Hove returned to the show this summer. He first appeared on GH in March 1990, a few short months after he relocated to Los Angeles. Although he was introduced as a mad man obsessed with Anna Scorpio (played by Finola Hughes), Hove notes that his daytime debut went smoothly largely because of the support he received from Hughes.
"I love to work with Finola," says Hove. "She's wonderful. She was extremely supportive when I cam on the show. I didn't know anything about the (soap) routine, and she really helped me out. She told me what to do and what not to worry about and taught me a few tricks, like not to start (a scene) until you're ready. If the countdown's started and you're really not ready, you wait."
A perfectionist at his craft (Hove trained at the Danish Royal Academy of Dramatic Arts), the actor took pointers from Hughes to heart. He had never done daytime; back in Denmark, Hove concentrated on feature films. He starred in more than 10 films and was named best leading actor by the National Critics' Association in 1989. His U.S. resume is equally impressive. To date, Hove has ventured into theater, daytime television, nighttime television and feature films.
Is there a difference between acting in America as opposed to acting in Denmark?

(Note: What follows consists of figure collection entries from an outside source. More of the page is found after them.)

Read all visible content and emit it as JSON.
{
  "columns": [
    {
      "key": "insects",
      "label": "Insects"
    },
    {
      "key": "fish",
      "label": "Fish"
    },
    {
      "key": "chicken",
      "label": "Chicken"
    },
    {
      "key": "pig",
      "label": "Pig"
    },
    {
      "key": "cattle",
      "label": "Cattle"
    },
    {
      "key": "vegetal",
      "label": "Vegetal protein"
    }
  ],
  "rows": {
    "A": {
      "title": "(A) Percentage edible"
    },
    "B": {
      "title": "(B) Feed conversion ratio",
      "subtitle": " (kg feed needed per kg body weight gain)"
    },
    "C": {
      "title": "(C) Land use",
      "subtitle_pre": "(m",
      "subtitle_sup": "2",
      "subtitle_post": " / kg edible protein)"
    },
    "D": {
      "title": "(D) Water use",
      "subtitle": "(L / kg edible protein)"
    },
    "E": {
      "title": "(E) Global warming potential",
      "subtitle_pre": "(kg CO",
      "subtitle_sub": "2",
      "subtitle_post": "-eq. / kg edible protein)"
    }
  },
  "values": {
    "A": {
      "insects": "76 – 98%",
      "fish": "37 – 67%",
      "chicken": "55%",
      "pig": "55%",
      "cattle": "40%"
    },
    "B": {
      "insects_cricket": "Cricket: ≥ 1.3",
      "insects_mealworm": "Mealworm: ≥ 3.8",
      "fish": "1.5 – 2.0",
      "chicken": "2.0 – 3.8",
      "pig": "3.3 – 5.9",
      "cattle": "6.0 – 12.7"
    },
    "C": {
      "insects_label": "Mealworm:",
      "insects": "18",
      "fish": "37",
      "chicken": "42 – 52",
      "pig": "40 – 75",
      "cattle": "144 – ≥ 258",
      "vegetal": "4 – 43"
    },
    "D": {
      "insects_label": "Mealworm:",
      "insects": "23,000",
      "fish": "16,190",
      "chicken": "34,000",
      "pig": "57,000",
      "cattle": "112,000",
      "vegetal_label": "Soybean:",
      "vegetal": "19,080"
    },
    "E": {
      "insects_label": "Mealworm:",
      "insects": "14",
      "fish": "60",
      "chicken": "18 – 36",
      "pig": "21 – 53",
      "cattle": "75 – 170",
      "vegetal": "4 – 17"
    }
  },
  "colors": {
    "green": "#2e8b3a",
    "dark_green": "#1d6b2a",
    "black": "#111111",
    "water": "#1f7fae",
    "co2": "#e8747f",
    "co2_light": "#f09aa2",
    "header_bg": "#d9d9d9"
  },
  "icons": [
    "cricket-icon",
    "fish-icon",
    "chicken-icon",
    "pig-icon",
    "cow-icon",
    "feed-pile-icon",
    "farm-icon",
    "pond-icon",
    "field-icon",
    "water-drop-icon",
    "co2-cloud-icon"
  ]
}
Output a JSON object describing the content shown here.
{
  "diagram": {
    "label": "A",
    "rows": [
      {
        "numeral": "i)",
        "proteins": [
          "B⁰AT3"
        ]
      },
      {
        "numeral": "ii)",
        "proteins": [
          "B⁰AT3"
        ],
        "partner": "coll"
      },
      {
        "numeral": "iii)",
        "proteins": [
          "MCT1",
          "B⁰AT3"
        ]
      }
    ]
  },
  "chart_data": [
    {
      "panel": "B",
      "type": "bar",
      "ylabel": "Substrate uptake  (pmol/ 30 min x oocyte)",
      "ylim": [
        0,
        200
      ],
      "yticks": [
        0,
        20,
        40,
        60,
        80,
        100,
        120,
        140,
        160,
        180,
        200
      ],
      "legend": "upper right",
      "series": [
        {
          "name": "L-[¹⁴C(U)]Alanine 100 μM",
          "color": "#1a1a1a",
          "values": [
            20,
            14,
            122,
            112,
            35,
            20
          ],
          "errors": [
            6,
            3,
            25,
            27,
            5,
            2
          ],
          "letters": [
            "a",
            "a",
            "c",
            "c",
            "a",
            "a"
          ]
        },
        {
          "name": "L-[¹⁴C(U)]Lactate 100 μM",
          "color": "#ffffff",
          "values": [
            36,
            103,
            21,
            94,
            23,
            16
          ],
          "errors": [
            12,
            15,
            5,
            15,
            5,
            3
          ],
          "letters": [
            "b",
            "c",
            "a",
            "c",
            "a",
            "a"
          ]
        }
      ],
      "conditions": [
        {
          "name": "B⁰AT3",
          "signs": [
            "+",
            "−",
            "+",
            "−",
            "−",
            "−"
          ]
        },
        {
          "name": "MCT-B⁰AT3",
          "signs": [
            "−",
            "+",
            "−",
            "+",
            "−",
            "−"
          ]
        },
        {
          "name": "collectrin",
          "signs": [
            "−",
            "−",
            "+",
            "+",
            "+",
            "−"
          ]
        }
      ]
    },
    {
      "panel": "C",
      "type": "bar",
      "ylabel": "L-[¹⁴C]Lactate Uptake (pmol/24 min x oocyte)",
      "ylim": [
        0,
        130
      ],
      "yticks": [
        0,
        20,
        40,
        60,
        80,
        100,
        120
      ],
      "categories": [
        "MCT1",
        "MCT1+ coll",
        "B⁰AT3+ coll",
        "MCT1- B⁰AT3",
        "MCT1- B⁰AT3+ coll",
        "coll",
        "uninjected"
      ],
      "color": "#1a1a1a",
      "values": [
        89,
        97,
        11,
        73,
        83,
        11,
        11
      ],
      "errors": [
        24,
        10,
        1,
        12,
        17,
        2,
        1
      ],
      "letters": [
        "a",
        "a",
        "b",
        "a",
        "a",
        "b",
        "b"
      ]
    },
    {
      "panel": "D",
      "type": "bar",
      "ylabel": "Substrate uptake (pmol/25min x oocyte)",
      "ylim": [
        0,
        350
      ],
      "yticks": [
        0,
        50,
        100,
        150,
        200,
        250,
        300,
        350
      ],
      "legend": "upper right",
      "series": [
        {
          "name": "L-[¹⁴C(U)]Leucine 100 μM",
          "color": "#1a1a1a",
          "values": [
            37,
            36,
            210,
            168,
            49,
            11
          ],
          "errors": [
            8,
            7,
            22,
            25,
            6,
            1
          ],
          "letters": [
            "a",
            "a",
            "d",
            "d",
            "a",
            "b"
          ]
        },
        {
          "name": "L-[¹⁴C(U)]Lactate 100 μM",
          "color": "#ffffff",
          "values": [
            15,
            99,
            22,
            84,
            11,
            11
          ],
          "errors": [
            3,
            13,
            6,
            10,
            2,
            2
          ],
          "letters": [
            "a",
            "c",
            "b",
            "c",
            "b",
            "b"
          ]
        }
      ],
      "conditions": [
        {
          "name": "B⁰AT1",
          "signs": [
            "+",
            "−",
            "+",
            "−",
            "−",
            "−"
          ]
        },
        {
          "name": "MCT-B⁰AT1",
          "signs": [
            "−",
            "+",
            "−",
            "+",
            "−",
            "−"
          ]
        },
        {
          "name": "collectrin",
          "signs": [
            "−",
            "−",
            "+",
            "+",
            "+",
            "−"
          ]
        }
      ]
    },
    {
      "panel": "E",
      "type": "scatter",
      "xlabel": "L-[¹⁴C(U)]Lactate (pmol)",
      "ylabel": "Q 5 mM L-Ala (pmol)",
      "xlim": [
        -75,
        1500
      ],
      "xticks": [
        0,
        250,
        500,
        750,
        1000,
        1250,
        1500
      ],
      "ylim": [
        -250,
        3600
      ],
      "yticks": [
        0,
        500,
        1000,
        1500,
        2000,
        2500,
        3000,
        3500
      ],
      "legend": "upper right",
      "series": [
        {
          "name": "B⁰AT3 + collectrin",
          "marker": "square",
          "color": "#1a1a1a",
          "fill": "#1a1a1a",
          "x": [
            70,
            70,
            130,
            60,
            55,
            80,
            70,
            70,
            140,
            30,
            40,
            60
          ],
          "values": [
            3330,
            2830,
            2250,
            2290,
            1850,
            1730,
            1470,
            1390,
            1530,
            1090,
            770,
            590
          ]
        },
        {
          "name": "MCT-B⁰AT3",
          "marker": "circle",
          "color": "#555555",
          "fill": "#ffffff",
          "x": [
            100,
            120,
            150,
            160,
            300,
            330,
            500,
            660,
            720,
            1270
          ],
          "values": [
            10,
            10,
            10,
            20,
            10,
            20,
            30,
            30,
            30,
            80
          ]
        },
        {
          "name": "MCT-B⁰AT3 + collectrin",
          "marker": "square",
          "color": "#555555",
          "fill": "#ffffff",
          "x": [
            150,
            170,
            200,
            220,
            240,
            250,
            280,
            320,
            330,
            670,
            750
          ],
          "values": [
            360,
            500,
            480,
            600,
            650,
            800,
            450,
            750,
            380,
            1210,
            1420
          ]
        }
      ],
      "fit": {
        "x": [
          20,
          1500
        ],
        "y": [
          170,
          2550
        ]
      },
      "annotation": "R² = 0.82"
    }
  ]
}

"The one thing I don't understand, which is very American, is that there's no correspondence between actors and writers," says Hove. "It, basically, doesn't exist, certainly not here on the soap. In Denmark, there is that correspondence. Sometimes the writers would say, "No, you can't do this,' but then they explain why. You'd say, 'OK,' and would then have to do the scene as it was.
"I find it really strange that major characters on this show are not having weekly or monthly meetings with the writers to exchange ideas," he adds. "It doesn't mean the writers have to do what the actors say, but they can't use it as sort of an inspiration."
Yet. Hove does have input into the dastardly Faison. "I think I have a pretty good hold on him," says Hove. "I give him his own small ticks and characteristics like he hardly ever blinks. He just looks at people and talks to them. I don't know if the audience knows it, but I do that deliberately."